Aux termes de l’article 24 III de cette même loi, tel que modifié par la loi n°2023-668 du 27 juillet 2023, en vigueur depuis le 29 juillet 2023, “A peine d'irrecevabilité de la demande, l'assignation aux fins de constat de la résiliation est notifiée à la diligence du commissaire de justice au représentant de l'Etat dans le département au moins six semaines avant l'audience (...) par voie électronique (...)”.
En l’espèce, une copie de l’assignation a été notifiée au préfet de Loire Atlantique le 16 novembre 2023, soit dans le délai légal prévu par les dispositions précitées.
En outre, 1NANTES METROPOLE HABITAT justifie avoir saisi la CCAPEX le 7 mai 2021, soit dans le délai de deux mois au moins avant la délivrance de l'assignation, conformément aux dispositions de l’article 24 II de la loi n°89-462 du 06 juillet 1989.
Dès lors, il y a lieu de déclarer recevable l'action aux fins de résiliation de bail.
Sur l’acquisition des effets de la clause résolutoire
L’article 24 I de la loi du 6 juillet 1989, tel que modifié par la loi n°2023-668 du 27 juillet 2023, en vigueur depuis le 29 juillet 2023, dispose que « Tout contrat de bail d'habitation contient une clause prévoyant la résiliation de plein droit du contrat de location pour défaut de paiement du loyer ou des charges aux termes convenus ou pour non-versement du dépôt de garantie.

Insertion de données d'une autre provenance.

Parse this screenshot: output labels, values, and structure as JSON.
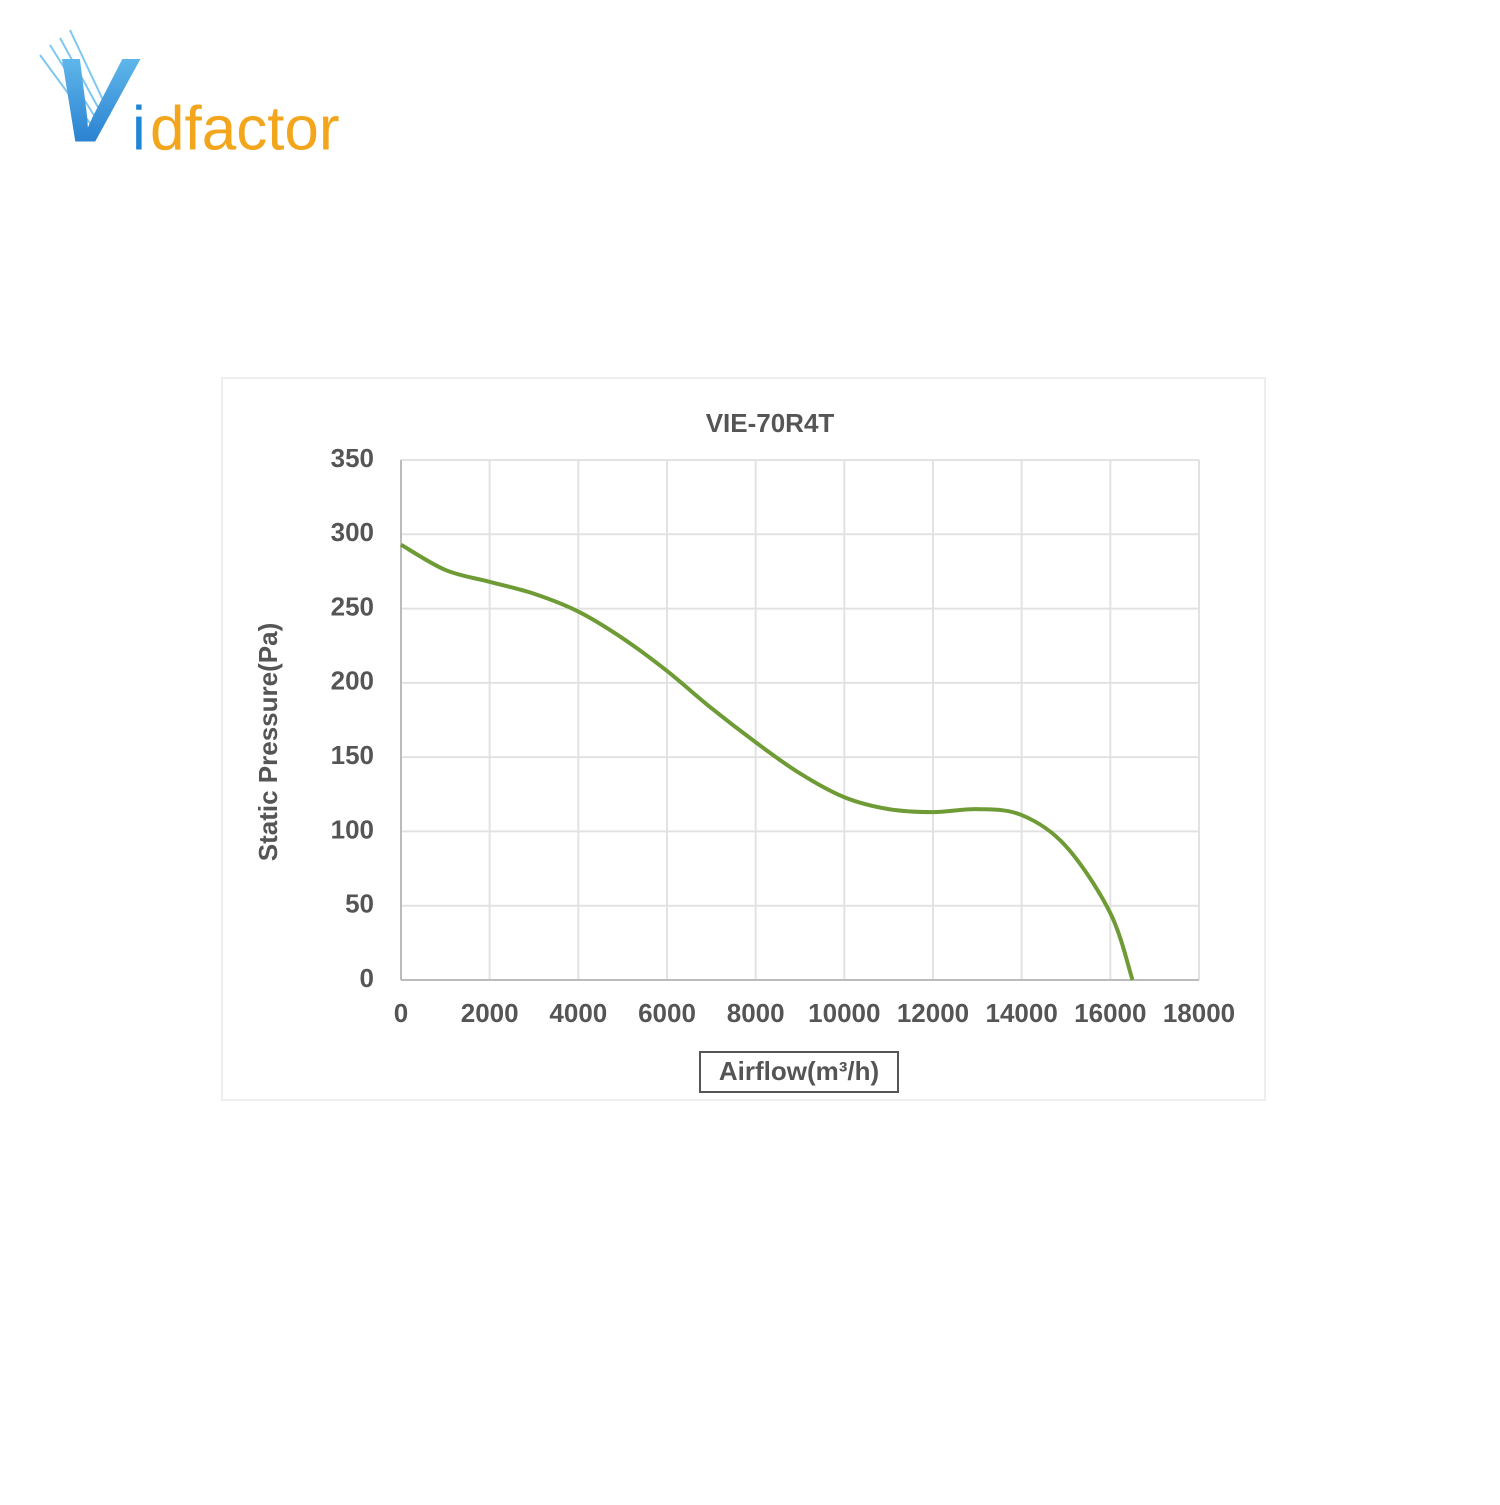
{
  "logo": {
    "parts": [
      "V",
      "i",
      "dfactor"
    ]
  },
  "chart_data": {
    "type": "line",
    "title": "VIE-70R4T",
    "x_label": "Airflow(m³/h)",
    "y_label": "Static Pressure(Pa)",
    "x": [
      0,
      1000,
      2000,
      3000,
      4000,
      5000,
      6000,
      7000,
      8000,
      9000,
      10000,
      11000,
      12000,
      13000,
      14000,
      15000,
      16000,
      16500
    ],
    "series": [
      {
        "color": "#6e9b35",
        "values": [
          293,
          276,
          268,
          260,
          248,
          230,
          208,
          183,
          160,
          139,
          123,
          115,
          113,
          115,
          111,
          90,
          45,
          0
        ]
      }
    ],
    "xlim": [
      0,
      18000
    ],
    "xticks": [
      0,
      2000,
      4000,
      6000,
      8000,
      10000,
      12000,
      14000,
      16000,
      18000
    ],
    "ylim": [
      0,
      350
    ],
    "yticks": [
      0,
      50,
      100,
      150,
      200,
      250,
      300,
      350
    ],
    "grid": true
  }
}
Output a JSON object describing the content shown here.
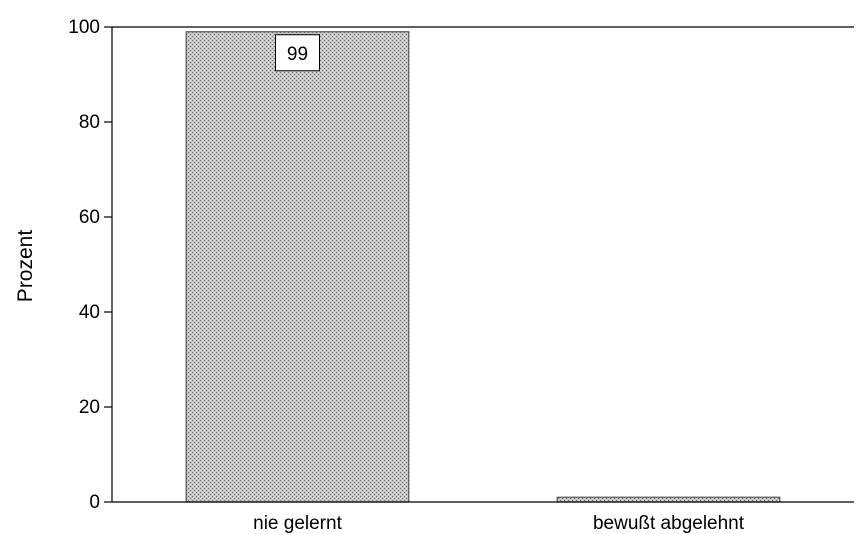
{
  "chart_data": {
    "type": "bar",
    "categories": [
      "nie gelernt",
      "bewußt abgelehnt"
    ],
    "values": [
      99,
      1
    ],
    "data_labels": [
      "99",
      ""
    ],
    "title": "",
    "xlabel": "",
    "ylabel": "Prozent",
    "ylim": [
      0,
      100
    ],
    "yticks": [
      0,
      20,
      40,
      60,
      80,
      100
    ],
    "grid": false,
    "legend": "none",
    "bar_fill": "#b8b8b8",
    "bar_stroke": "#555555"
  }
}
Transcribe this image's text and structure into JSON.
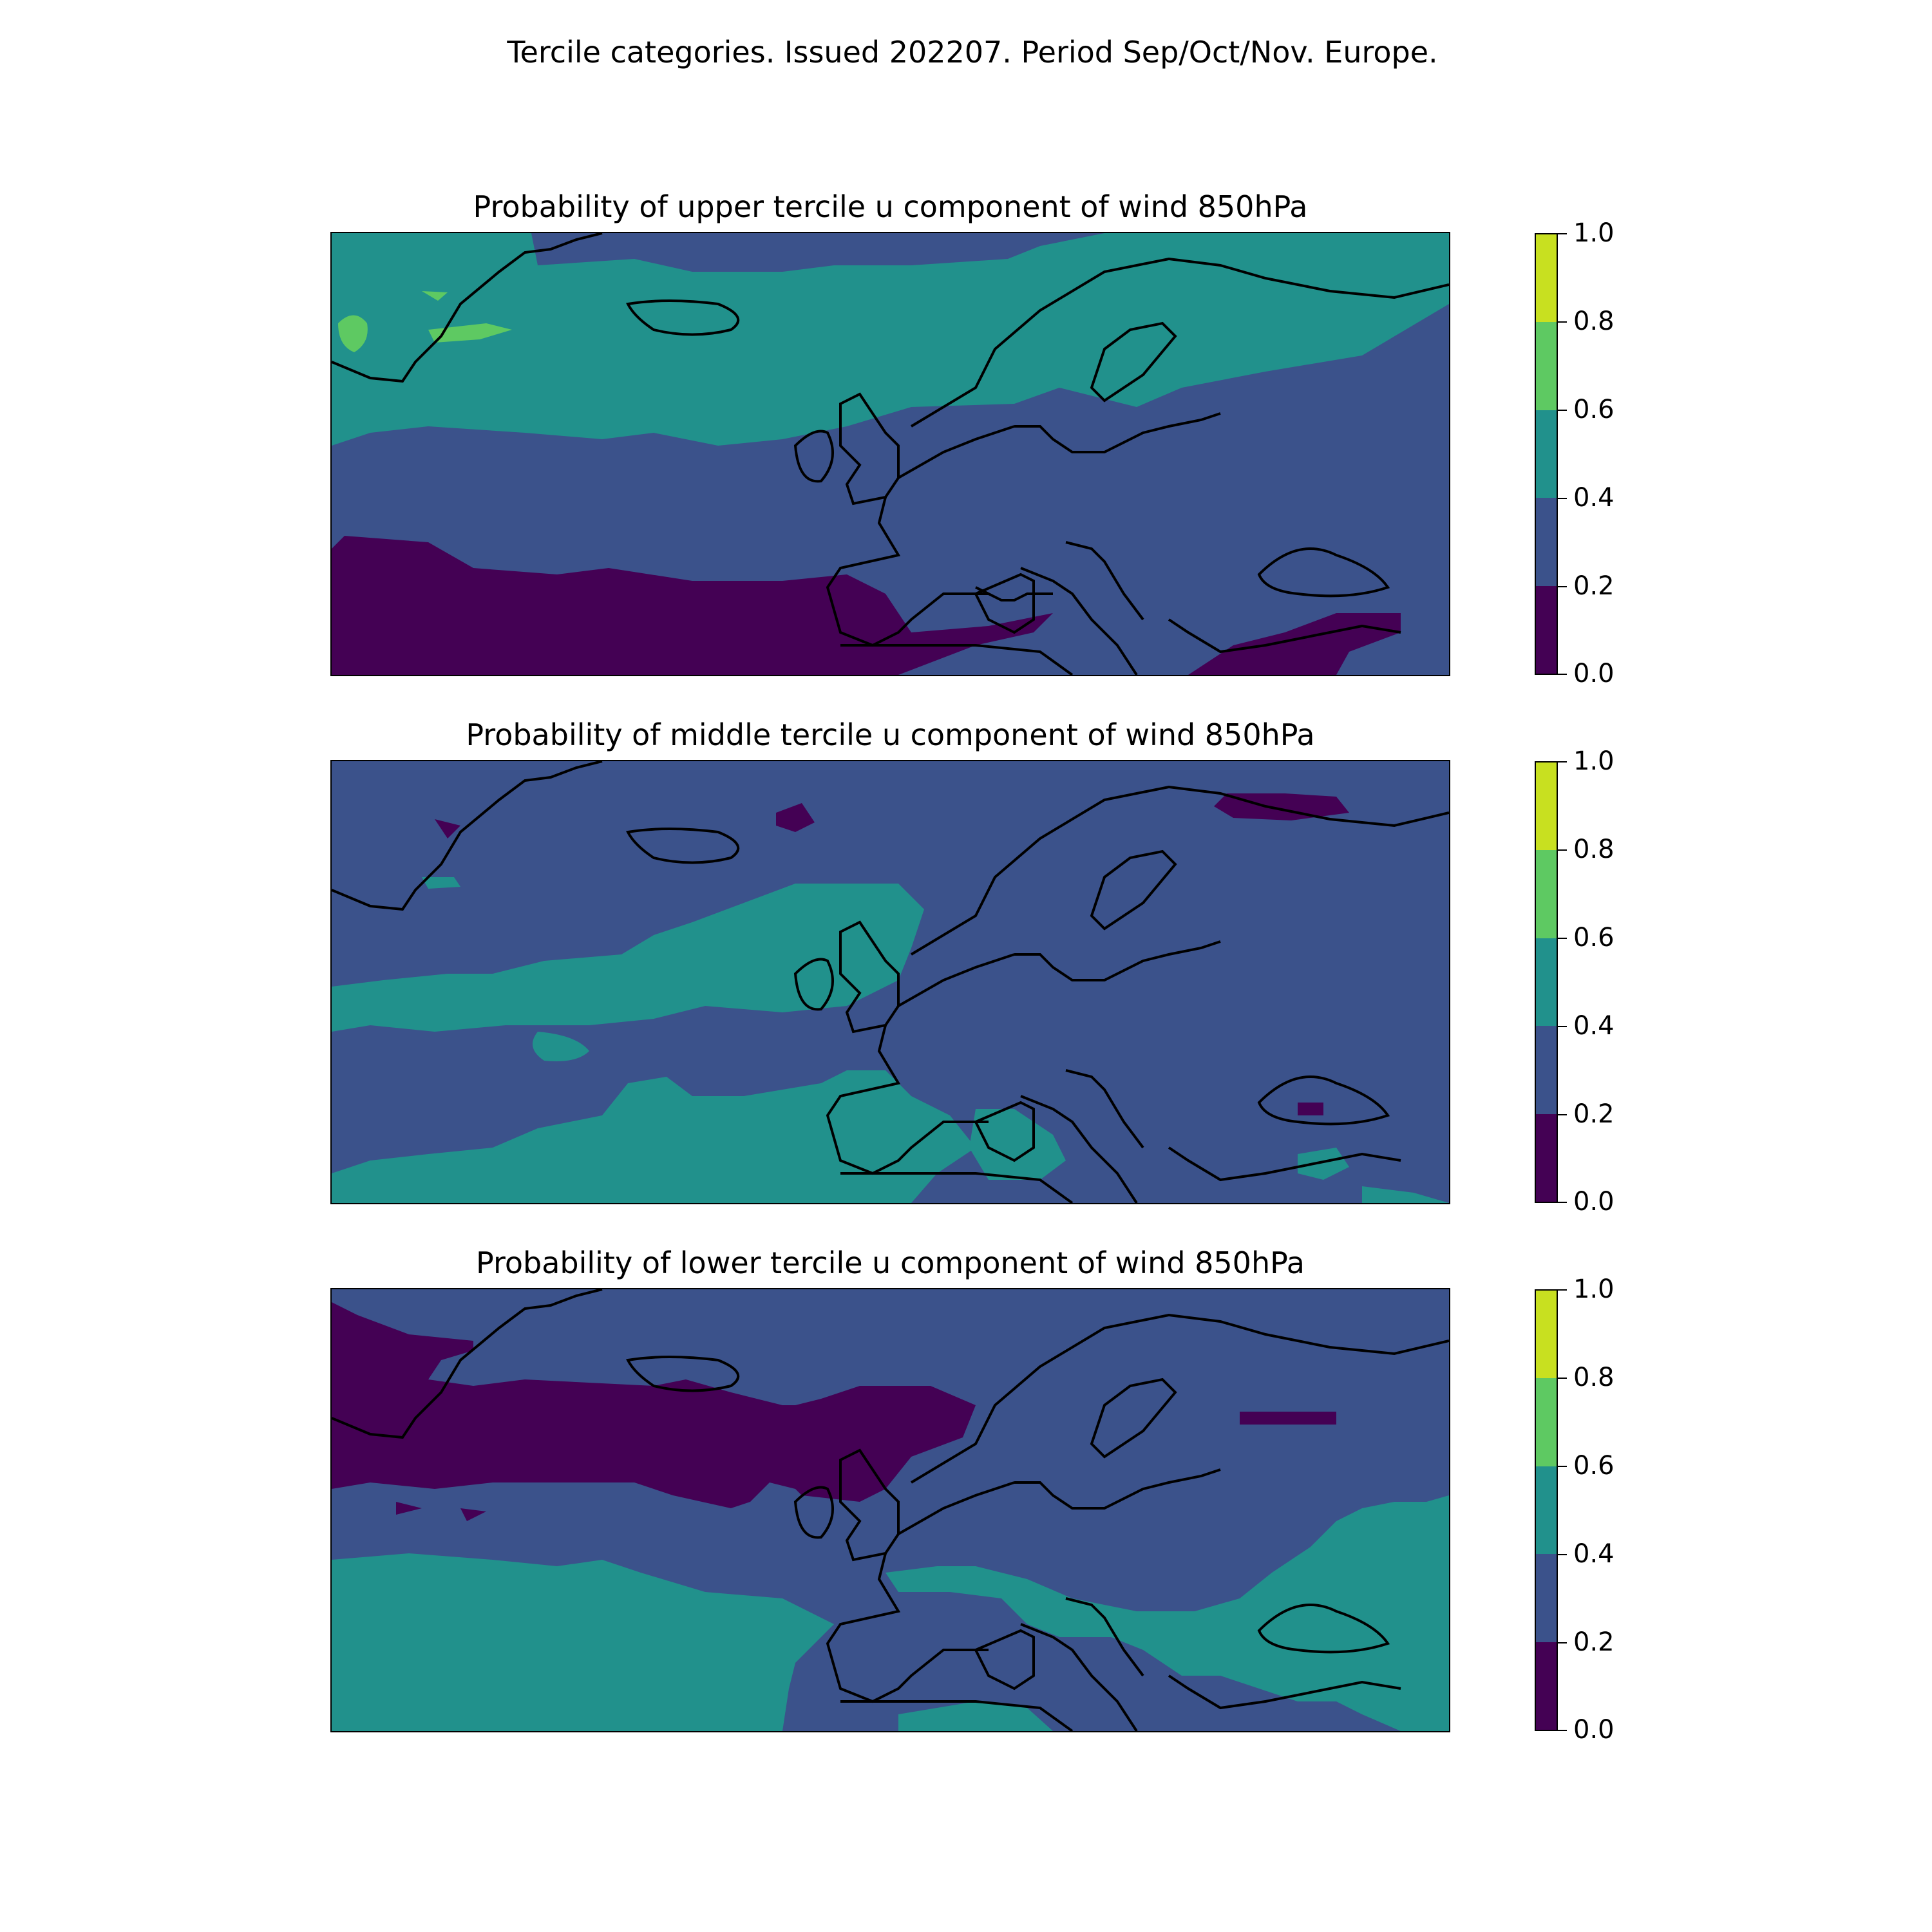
{
  "suptitle": "Tercile categories. Issued 202207. Period Sep/Oct/Nov. Europe.",
  "colors": {
    "levels": [
      "#440154",
      "#3b528b",
      "#21918c",
      "#5ec962",
      "#c8e020"
    ],
    "land_outline": "#000000"
  },
  "colorbar": {
    "ticks": [
      "1.0",
      "0.8",
      "0.6",
      "0.4",
      "0.2",
      "0.0"
    ],
    "bins": [
      "0.0-0.2",
      "0.2-0.4",
      "0.4-0.6",
      "0.6-0.8",
      "0.8-1.0"
    ]
  },
  "panels": [
    {
      "id": "upper",
      "title": "Probability of upper tercile u component of wind 850hPa",
      "dominant_bins": [
        "0.2-0.4",
        "0.4-0.6",
        "0.0-0.2"
      ],
      "pattern": "0.4-0.6 across north Atlantic and Scandinavia; 0.0-0.2 over subtropical Atlantic, Iberia and eastern Mediterranean; 0.6-0.8 patches near Greenland"
    },
    {
      "id": "middle",
      "title": "Probability of middle tercile u component of wind 850hPa",
      "dominant_bins": [
        "0.2-0.4",
        "0.4-0.6",
        "0.0-0.2"
      ],
      "pattern": "0.4-0.6 bands over British Isles, mid-Atlantic, Iberia and western Mediterranean; small 0.0-0.2 patches in far north and Black Sea"
    },
    {
      "id": "lower",
      "title": "Probability of lower tercile u component of wind 850hPa",
      "dominant_bins": [
        "0.2-0.4",
        "0.0-0.2",
        "0.4-0.6"
      ],
      "pattern": "0.0-0.2 band from Greenland across north Atlantic to Scotland; 0.4-0.6 over subtropical Atlantic, eastern Europe, Black Sea and Turkey"
    }
  ]
}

Cette clause ne produit effet que six semaines après un commandement de payer demeuré infructueux ».
En l'espèce, le bail liant les parties contient en son article 4.7.1 une clause résolutoire applicable de plein droit à défaut de paiement du dépôt de garantie, de tout ou partie d’un seul terme de loyer ou du montant des accessoires et des charges à leur échéance deux mois après un commandement de payer demeuré infructueux.
Un commandement de payer visant cette clause résolutoire et l’article 24 de la loi du 6 juillet 1989, dans sa version antérieure à la loi du 27 juillet 2023, a été signifié à Monsieur [D] [R] le 22 mai 2023, pour un arriéré de loyers et charges de 6.873,85€.
Il ressort des pièces versées aux débats, notamment des décomptes, que ce commandement est demeuré infructueux pendant plus de deux mois, de sorte que les conditions d’acquisition de la clause résolutoire contenue dans le bail étaient en principe réunies à la date du 23 juillet 2023.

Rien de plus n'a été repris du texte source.